Former Nationalist Congress Party (NCP) president Sharad Pawar on Saturday said the country has never witnessed a situation in which a person who founded a political party has been removed from it, but “this happened with the NCP”. The veteran leader also vowed to rebuild his party.

Meeting a large number of supporters and members of the public at his Govind Baug residence in Mumbai on Saturday morning, Pawar (83) said there have been many party disputes in India in the past.

However, he said not only the party’s name but even the NCP’s iconic ‘clock’ symbol was taken away, which was not in accordance with the law. He said, "Everybody knows who founded the NCP."

Now the party has approached the Supreme Court for relief in the matter and expressed hope that they will get justice there.

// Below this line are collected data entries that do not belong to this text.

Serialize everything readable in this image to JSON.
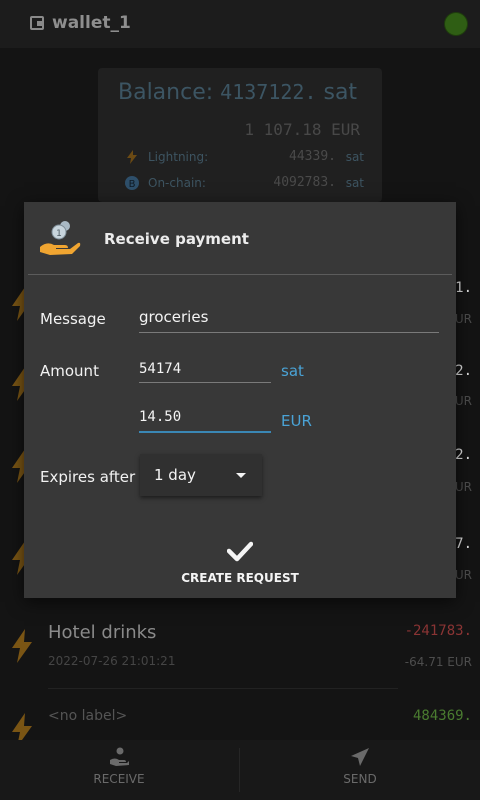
{
  "topbar": {
    "wallet_name": "wallet_1"
  },
  "balance": {
    "label": "Balance:",
    "amount": "4137122.",
    "unit": "sat",
    "fiat": "1 107.18 EUR",
    "lightning_label": "Lightning:",
    "lightning_amount": "44339.",
    "lightning_unit": "sat",
    "onchain_label": "On-chain:",
    "onchain_amount": "4092783.",
    "onchain_unit": "sat"
  },
  "history": [
    {
      "amount": "1.",
      "fiat": "UR",
      "color": "#a33b3b"
    },
    {
      "amount": "2.",
      "fiat": "UR",
      "color": "#a33b3b"
    },
    {
      "amount": "2.",
      "fiat": "UR",
      "color": "#a33b3b"
    },
    {
      "amount": "7.",
      "fiat": "UR",
      "color": "#a33b3b"
    },
    {
      "label": "Hotel drinks",
      "date": "2022-07-26 21:01:21",
      "amount": "-241783.",
      "fiat": "-64.71 EUR",
      "color": "#b24343"
    },
    {
      "label": "<no label>",
      "amount": "484369.",
      "color": "#5c9a3a"
    }
  ],
  "dialog": {
    "title": "Receive payment",
    "message_label": "Message",
    "message_value": "groceries",
    "amount_label": "Amount",
    "amount_value": "54174",
    "amount_unit": "sat",
    "fiat_value": "14.50",
    "fiat_unit": "EUR",
    "expires_label": "Expires after",
    "expires_value": "1 day",
    "create_label": "CREATE REQUEST"
  },
  "bottombar": {
    "receive_label": "RECEIVE",
    "send_label": "SEND"
  },
  "colors": {
    "accent": "#4aa3d6",
    "bolt": "#c98a1c",
    "negative": "#b24343",
    "positive": "#5c9a3a"
  }
}
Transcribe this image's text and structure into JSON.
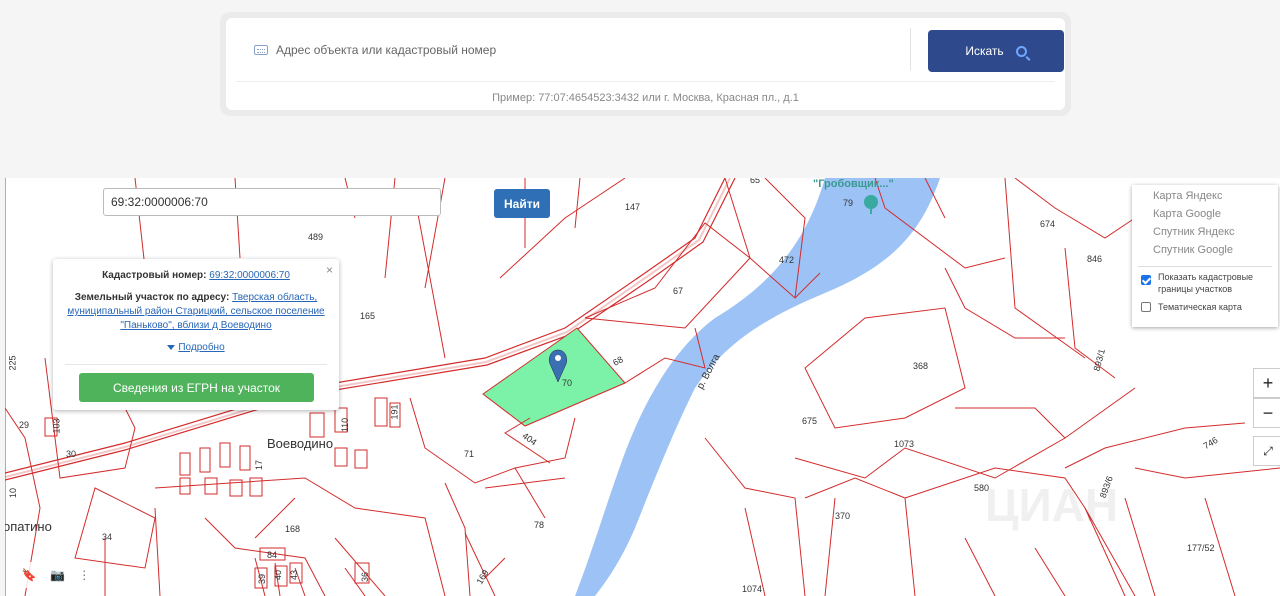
{
  "search": {
    "placeholder": "Адрес объекта или кадастровый номер",
    "button_label": "Искать",
    "example": "Пример: 77:07:4654523:3432 или г. Москва, Красная пл., д.1"
  },
  "map": {
    "coord_value": "69:32:0000006:70",
    "find_label": "Найти",
    "popup": {
      "cad_label": "Кадастровый номер:",
      "cad_value": "69:32:0000006:70",
      "addr_label": "Земельный участок по адресу:",
      "addr_value": "Тверская область, муниципальный район Старицкий, сельское поселение \"Паньково\", вблизи д Воеводино",
      "more": "Подробно",
      "egrn_button": "Сведения из ЕГРН на участок",
      "close": "×"
    },
    "layers": {
      "items": [
        "Карта Яндекс",
        "Карта Google",
        "Спутник Яндекс",
        "Спутник Google"
      ],
      "show_cadastral": "Показать кадастровые границы участков",
      "thematic": "Тематическая карта"
    },
    "zoom_in": "+",
    "zoom_out": "−",
    "labels": {
      "village": "Воеводино",
      "village2": "опатино",
      "river": "р. Волга",
      "poi": "\"Гробовщик...\"",
      "watermark": "ЦИАН"
    },
    "parcels": [
      "147",
      "489",
      "165",
      "67",
      "472",
      "68",
      "70",
      "404",
      "71",
      "78",
      "168",
      "34",
      "30",
      "29",
      "225",
      "103",
      "10",
      "84",
      "40",
      "43",
      "39",
      "36",
      "675",
      "368",
      "1073",
      "370",
      "580",
      "674",
      "846",
      "893/1",
      "893/6",
      "746",
      "177/52",
      "1074",
      "169",
      "79",
      "65",
      "110",
      "191",
      "17"
    ]
  },
  "colors": {
    "accent": "#2f4a8c",
    "find": "#2e6fb5",
    "egrn": "#4fb35c",
    "parcel_line": "#d42b2b",
    "river": "#9cc2f6",
    "selected_parcel": "#7cf2a8"
  }
}
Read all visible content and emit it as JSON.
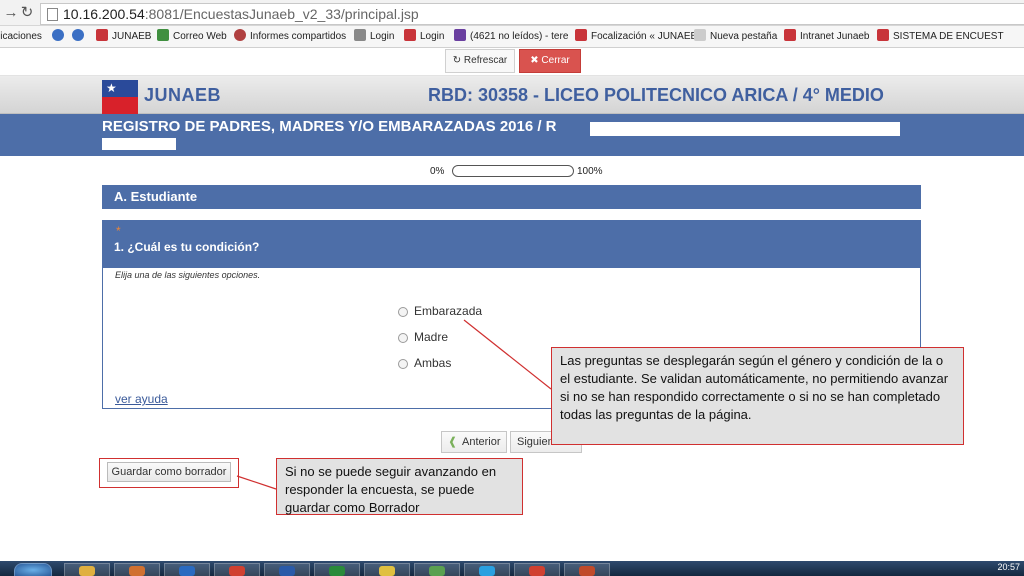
{
  "browser": {
    "url_host": "10.16.200.54",
    "url_rest": ":8081/EncuestasJunaeb_v2_33/principal.jsp",
    "bookmarks": [
      {
        "label": "licaciones",
        "color": "#8a8a8a"
      },
      {
        "label": "",
        "color": "#3b6fc4"
      },
      {
        "label": "",
        "color": "#3b6fc4"
      },
      {
        "label": "JUNAEB",
        "color": "#c8343a"
      },
      {
        "label": "Correo Web",
        "color": "#3f8f3f"
      },
      {
        "label": "Informes compartidos",
        "color": "#b04040"
      },
      {
        "label": "Login",
        "color": "#888888"
      },
      {
        "label": "Login",
        "color": "#c8343a"
      },
      {
        "label": "(4621 no leídos) - tere",
        "color": "#6a3fa0"
      },
      {
        "label": "Focalización « JUNAEB",
        "color": "#c8343a"
      },
      {
        "label": "Nueva pestaña",
        "color": "#cccccc"
      },
      {
        "label": "Intranet Junaeb",
        "color": "#c8343a"
      },
      {
        "label": "SISTEMA DE ENCUEST",
        "color": "#c8343a"
      }
    ]
  },
  "toolbar": {
    "refresh_label": "Refrescar",
    "close_label": "Cerrar"
  },
  "header": {
    "brand": "JUNAEB",
    "rbd": "RBD: 30358 - LICEO POLITECNICO ARICA / 4° MEDIO",
    "registry_title": "REGISTRO DE PADRES, MADRES Y/O EMBARAZADAS 2016 / R"
  },
  "progress": {
    "min_label": "0%",
    "max_label": "100%",
    "value": 0
  },
  "section": {
    "title": "A. Estudiante"
  },
  "question": {
    "required_mark": "*",
    "title": "1. ¿Cuál es tu condición?",
    "instruction": "Elija una de las siguientes opciones.",
    "options": [
      "Embarazada",
      "Madre",
      "Ambas"
    ],
    "help_label": "ver ayuda"
  },
  "nav": {
    "prev_label": "Anterior",
    "next_label": "Siguiente",
    "draft_label": "Guardar como borrador"
  },
  "callouts": {
    "questions_note": "Las preguntas se desplegarán según el género y condición de la o el estudiante. Se validan automáticamente, no permitiendo avanzar si no se han respondido correctamente o si no se han completado todas las preguntas de la página.",
    "draft_note": "Si no se puede seguir avanzando en responder la encuesta, se puede guardar como Borrador"
  },
  "taskbar": {
    "clock": "20:57",
    "apps": [
      {
        "icon": "folder-icon",
        "color": "#e0b040"
      },
      {
        "icon": "media-icon",
        "color": "#d07030"
      },
      {
        "icon": "outlook-icon",
        "color": "#2a6ac0"
      },
      {
        "icon": "chrome-icon",
        "color": "#d04030"
      },
      {
        "icon": "word-icon",
        "color": "#2a5aa8"
      },
      {
        "icon": "excel-icon",
        "color": "#2a8a3a"
      },
      {
        "icon": "notes-icon",
        "color": "#e0c040"
      },
      {
        "icon": "images-icon",
        "color": "#5aa050"
      },
      {
        "icon": "skype-icon",
        "color": "#2aa0e0"
      },
      {
        "icon": "chrome-icon",
        "color": "#d04030"
      },
      {
        "icon": "powerpoint-icon",
        "color": "#c04a2a"
      }
    ]
  }
}
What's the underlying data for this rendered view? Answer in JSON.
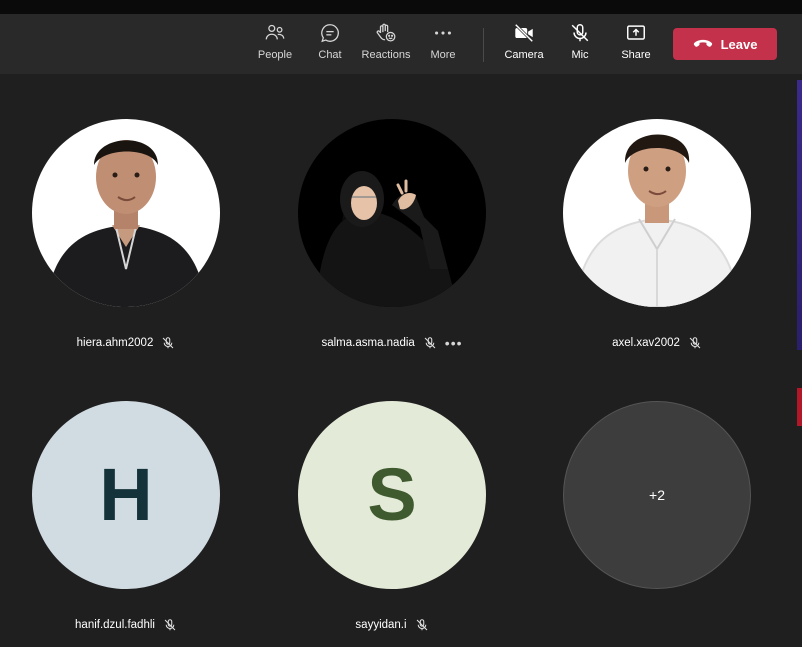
{
  "toolbar": {
    "buttons": [
      {
        "id": "people",
        "label": "People",
        "icon": "people-icon"
      },
      {
        "id": "chat",
        "label": "Chat",
        "icon": "chat-icon"
      },
      {
        "id": "reactions",
        "label": "Reactions",
        "icon": "raise-hand-icon"
      },
      {
        "id": "more",
        "label": "More",
        "icon": "more-icon"
      },
      {
        "id": "camera",
        "label": "Camera",
        "icon": "camera-off-icon"
      },
      {
        "id": "mic",
        "label": "Mic",
        "icon": "mic-off-icon"
      },
      {
        "id": "share",
        "label": "Share",
        "icon": "share-icon"
      }
    ],
    "leave_label": "Leave",
    "leave_color": "#c4314b"
  },
  "participants": [
    {
      "name": "hiera.ahm2002",
      "type": "photo",
      "muted": true
    },
    {
      "name": "salma.asma.nadia",
      "type": "photo",
      "muted": true,
      "has_menu": true
    },
    {
      "name": "axel.xav2002",
      "type": "photo",
      "muted": true
    },
    {
      "name": "hanif.dzul.fadhli",
      "type": "initial",
      "initial": "H",
      "bg": "#d1dce2",
      "fg": "#14323a",
      "muted": true
    },
    {
      "name": "sayyidan.i",
      "type": "initial",
      "initial": "S",
      "bg": "#e4ead8",
      "fg": "#3f5a2e",
      "muted": true
    }
  ],
  "overflow": {
    "label": "+2",
    "bg": "#3d3d3d"
  }
}
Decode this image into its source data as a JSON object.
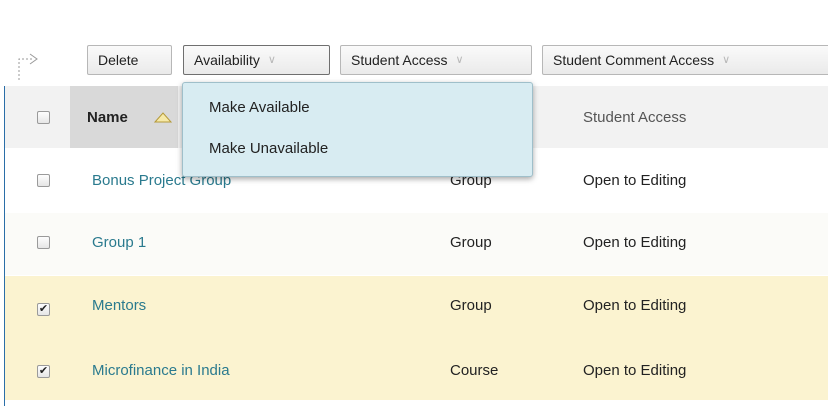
{
  "toolbar": {
    "delete_label": "Delete",
    "availability_label": "Availability",
    "student_access_label": "Student Access",
    "student_comment_access_label": "Student Comment Access"
  },
  "availability_menu": {
    "items": [
      "Make Available",
      "Make Unavailable"
    ]
  },
  "table": {
    "headers": {
      "name": "Name",
      "student_access": "Student Access"
    },
    "rows": [
      {
        "name": "Bonus Project Group",
        "type": "Group",
        "access": "Open to Editing",
        "checked": false
      },
      {
        "name": "Group 1",
        "type": "Group",
        "access": "Open to Editing",
        "checked": false
      },
      {
        "name": "Mentors",
        "type": "Group",
        "access": "Open to Editing",
        "checked": true
      },
      {
        "name": "Microfinance in India",
        "type": "Course",
        "access": "Open to Editing",
        "checked": true
      }
    ]
  },
  "icons": {
    "action_arrow": "bent-arrow-icon",
    "chevron": "double-chevron-down-icon",
    "sort": "sort-ascending-triangle-icon",
    "check": "checkmark-icon"
  },
  "colors": {
    "link": "#2a7a8e",
    "selected_row": "#fbf3d0",
    "menu_bg": "#d8ecf2",
    "frame_border": "#2a6ea8"
  }
}
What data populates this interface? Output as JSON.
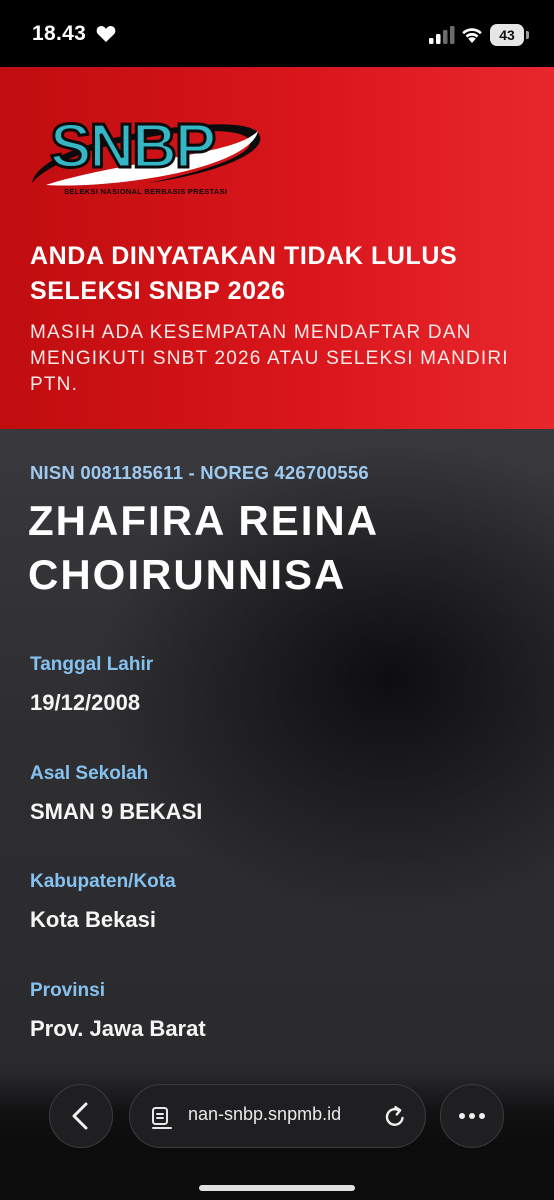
{
  "status_bar": {
    "time": "18.43",
    "battery_level": "43",
    "icons": [
      "heart-icon",
      "signal-icon",
      "wifi-icon",
      "battery-icon"
    ]
  },
  "banner": {
    "logo_text": "SNBP",
    "logo_caption": "SELEKSI NASIONAL BERBASIS PRESTASI",
    "title": "ANDA DINYATAKAN TIDAK LULUS SELEKSI SNBP 2026",
    "subtitle": "MASIH ADA KESEMPATAN MENDAFTAR DAN MENGIKUTI SNBT 2026 ATAU SELEKSI MANDIRI PTN.",
    "colors": {
      "red_start": "#c00d0f",
      "red_end": "#e8272d",
      "logo_teal": "#35b6c4"
    }
  },
  "student": {
    "id_line": "NISN 0081185611 - NOREG 426700556",
    "name": "ZHAFIRA REINA CHOIRUNNISA",
    "fields": [
      {
        "label": "Tanggal Lahir",
        "value": "19/12/2008"
      },
      {
        "label": "Asal Sekolah",
        "value": "SMAN 9 BEKASI"
      },
      {
        "label": "Kabupaten/Kota",
        "value": "Kota Bekasi"
      },
      {
        "label": "Provinsi",
        "value": "Prov. Jawa Barat"
      }
    ],
    "colors": {
      "label": "#86c2ef",
      "value": "#f5f5f5"
    }
  },
  "browser": {
    "url": "nan-snbp.snpmb.id",
    "icons": [
      "back-arrow-icon",
      "page-icon",
      "reload-icon",
      "more-icon"
    ]
  }
}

“Nevertheless, there is no need to worry too much about losing the symbol… Till date, I have contested 14 elections. Among them, five were on the symbol of a pair of bullocks, a cow and calf, a charkha (spinning wheel), the hand, and lastly, the clock. Taking away the symbol does not mean that the organisation is finished,” Pawar pointed out.

He stressed the need for party workers to increase their public outreach and explain to the masses the party's policies and principles, and what the party can do for them.

“I don’t think there will be many problems even while starting afresh… We shall go around Maharashtra with new hope and meet people, convince them, so there won’t be a great deal of difficulties with a new symbol,” said Pawar optimistically.

This was Pawar’s first official comment after Maharashtra Assembly speaker Rahul Narwekar ruled that the ‘real NCP’ belonged to deputy chief minister and Sharad Pawar's rebel nephew Ajit Pawar.

Earlier, the Election Commission of India had recognised the Ajit Pawar faction and given the NCP name and clock symbol to him. On Ajit Pawar’s recent speeches in the state appealing to the people to vote for him and his candidates, Sharad Pawar said, “It appears that he is trying to gain public sympathy but the masses of the state will take the appropriate decision during elections.”